|photo by Rosegg (www.flamenco-vivo.org)|
I discovered flamenco music since I was in high school. As a freshman at Wesleyan College, I signed up for Spanish because I'd fallen in love with Spanish music, and although I never learned to speak the language with any facility at all, I still love the sound of it, particuarly the voices of its poets. Garcia Lorca. Octavio Paz. Jimenez. Cernuda. I've always wanted to be able to dance flamenco, and in the following poem, I imagine doing so. After last night's show, I am imagining this even more fiercely. I think I'll try to order some flamenco dancer shoes. I have plenty of shawls. Now, let me dig out my old flamenco guitar records!

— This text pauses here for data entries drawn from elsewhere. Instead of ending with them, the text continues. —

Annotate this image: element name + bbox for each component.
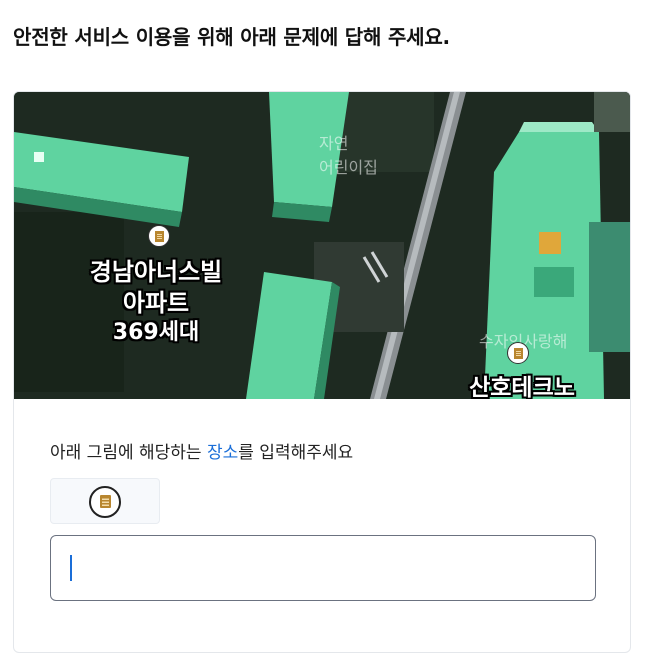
question-text: 아래 그림에 해당하는 장소를 입력해주세요 (50, 438, 353, 463)
map-faint-label: 어린이집 (319, 158, 378, 177)
captcha-card: 자연 어린이집 수자인사랑해 경남아너스빌 아파트 369세대 산호테크노 아래… (13, 91, 631, 653)
building-marker-icon (507, 342, 529, 364)
map-image: 자연 어린이집 수자인사랑해 경남아너스빌 아파트 369세대 산호테크노 (14, 92, 630, 399)
question-prefix: 아래 그림에 해당하는 (50, 443, 207, 463)
question-suffix: 를 입력해주세요 (238, 443, 354, 463)
page-title: 안전한 서비스 이용을 위해 아래 문제에 답해 주세요. (13, 25, 450, 49)
question-highlight: 장소 (206, 443, 239, 463)
building-icon (89, 486, 121, 518)
map-label-company: 산호테크노 (469, 375, 575, 399)
map-label-apartment: 아파트 (122, 289, 190, 317)
map-label-apartment: 경남아너스빌 (89, 258, 223, 286)
map-faint-label: 자연 (319, 134, 349, 153)
text-caret (70, 555, 72, 581)
answer-input[interactable] (50, 535, 596, 601)
hint-box (50, 478, 160, 524)
map-label-apartment: 369세대 (112, 320, 200, 345)
building-marker-icon (148, 225, 170, 247)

The hands. The secret lies in the hands,
the dancer from Andalucia explains
on the afternoon radio program,
the secret of everything opening
over and over again.
Even these windows,
sealed shut over too many winters,
through which I can smell the wisteria.
the guitar strings throb
through the static and I feel
my spine arching,
arms begin twining
around me, my fingers seducing
the air. Stroking emptiness. Oh,
to be wrapped like a gypsy in endless black fringe
I would slowly unwind from my hips and let
fall to the floor. Kick it out of my way
and get on with the real work of dancing
this song to its end, drunk as always
I’ve wanted to be with the scent of these blossoming
vines that my mother said ought to be ripped
from a tree before they have enough time to kill it.